Anyone "cruzing" out for the clean culture big night meet?? Not sure of too many details about the meet but I've been to their previous ones and they have amazing turn outs. Let me know if anyone wants to set up a cruise out or is going to already be there!


----------



## hificruzer226 (Mar 27, 2013)

What is this event about?


----------



## GrimCruze (Jan 24, 2013)

Cars? lol its supposed to be a fun night with all makes and models. All of their previous events have been great so I would assume this will be just like all the rest. It's supposed to be over 1000 cars.


----------



## hificruzer226 (Mar 27, 2013)

GrimCruze said:


> Cars? lol its supposed to be a fun night with all makes and models. All of their previous events have been great so I would assume this will be just like all the rest. It's supposed to be over 1000 cars.

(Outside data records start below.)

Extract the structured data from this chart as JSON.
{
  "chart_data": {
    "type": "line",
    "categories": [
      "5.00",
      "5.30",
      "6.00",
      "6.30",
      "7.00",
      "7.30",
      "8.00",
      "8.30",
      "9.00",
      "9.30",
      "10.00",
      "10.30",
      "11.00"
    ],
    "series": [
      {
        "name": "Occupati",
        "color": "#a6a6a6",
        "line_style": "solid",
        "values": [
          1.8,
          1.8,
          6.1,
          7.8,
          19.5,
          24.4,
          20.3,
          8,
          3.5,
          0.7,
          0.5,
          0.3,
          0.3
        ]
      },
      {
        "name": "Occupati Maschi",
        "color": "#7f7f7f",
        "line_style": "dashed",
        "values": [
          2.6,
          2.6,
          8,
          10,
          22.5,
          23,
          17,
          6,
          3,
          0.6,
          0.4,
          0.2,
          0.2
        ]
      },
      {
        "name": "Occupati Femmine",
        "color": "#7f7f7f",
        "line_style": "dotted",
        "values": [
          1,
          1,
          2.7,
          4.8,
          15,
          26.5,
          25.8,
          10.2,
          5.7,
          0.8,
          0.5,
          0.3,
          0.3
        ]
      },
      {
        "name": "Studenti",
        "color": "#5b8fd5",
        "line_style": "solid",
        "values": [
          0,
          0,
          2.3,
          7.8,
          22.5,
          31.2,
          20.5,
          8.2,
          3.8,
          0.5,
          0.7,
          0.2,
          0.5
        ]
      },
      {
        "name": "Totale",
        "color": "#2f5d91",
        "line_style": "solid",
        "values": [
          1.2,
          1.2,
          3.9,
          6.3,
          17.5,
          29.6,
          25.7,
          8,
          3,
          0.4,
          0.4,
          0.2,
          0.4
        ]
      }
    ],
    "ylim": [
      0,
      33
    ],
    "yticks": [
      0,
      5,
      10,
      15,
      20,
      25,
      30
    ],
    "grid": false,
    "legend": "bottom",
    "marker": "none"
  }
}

I figured it was about cars. Usually there is a theme or type. I was confused about the "clean culture" wasn't sure if that was the promoters or the theme of the show.


----------



## blk88verde (Apr 30, 2011)

I am about a 45 min drive away. I won't be going. I have too much other stuff to deal with this coming weekend.


----------



## GrimCruze (Jan 24, 2013)

Yeah clean culture is the group that creates the events


----------